The third point concerns the measures that were taken to avoid the recurrence of such problems in the future. The costs of delayed adjustments to the decline in asset prices could have been prevented, or at least minimized, by frequent surveillance of collateral assets and up-to-date market-based measurement of their values. Up-to-date market-based valuation and frequent inspection are clearly important means of minimizing possible losses. These reforms can help the authorities spot problems in bank management and bank portfolios well before insolvency occurs and compel banks to take timely corrective action. In this regard, it is important to assess both lending to a sector like real estate as well as lending for other purposes that is collateralized by real estate.

In drawing policy lessons from the crisis, the authors could have devoted some discussion to the need to correct deficiencies in bank regulation and supervision.
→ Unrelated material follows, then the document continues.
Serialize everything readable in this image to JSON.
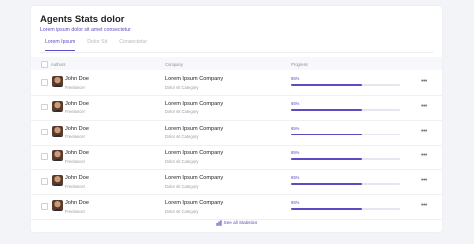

It would have been instructive to learn whether corrective measures were instituted to foster strong internal governance by the monetary and supervisory authorities, as these would serve as the first line of defense against banking problems in the future.

A fourth point is that the paper deliberately sets aside the monetary and fiscal implications of the bank restructuring. Considering the importance of this aspect of the program, it would have been useful to address it. The recovery rate for government resources spent on the rescue effort is a creditable 74 percent (SKr 48 billion against SKr 65 billion worth of state support, excluding guarantees). While the paper recognizes that the opportunity cost of state support was not considered, it would be instructive to include some measure of this cost.

The paper notes that the financing of the rescue package came from state (taxpayers’) funds. It would be interesting to know the fiscal implications of the government’s involvement. If the rescue package was financed through the flotation of government securities, it would have been interesting to examine if it had an impact on interest rates. If the rescue package was financed out of existing government resources, it would have been interesting to examine whether it crowded out other government expenditures.

A final point is that the Swedish authorities’ success in “picking winners” through the hammock approach—by distinguishing banks that were inherently viable from those that were inefficient—was facilitated by their ability to gather and analyze information about the banks’ future financial prospects. Furthermore, their intervention was made easier by the fact that the crisis was limited in scope and that the collateral assets had easily ascertainable values, at least relative to other assets. In other countries, the ability of the authorities to obtain the enormous amount of information necessary to make accurate valuations, as well as to assess the data, may be severely restricted. In addition, countries vary a great deal in their legal frameworks, administrative infrastructures, and political constraints.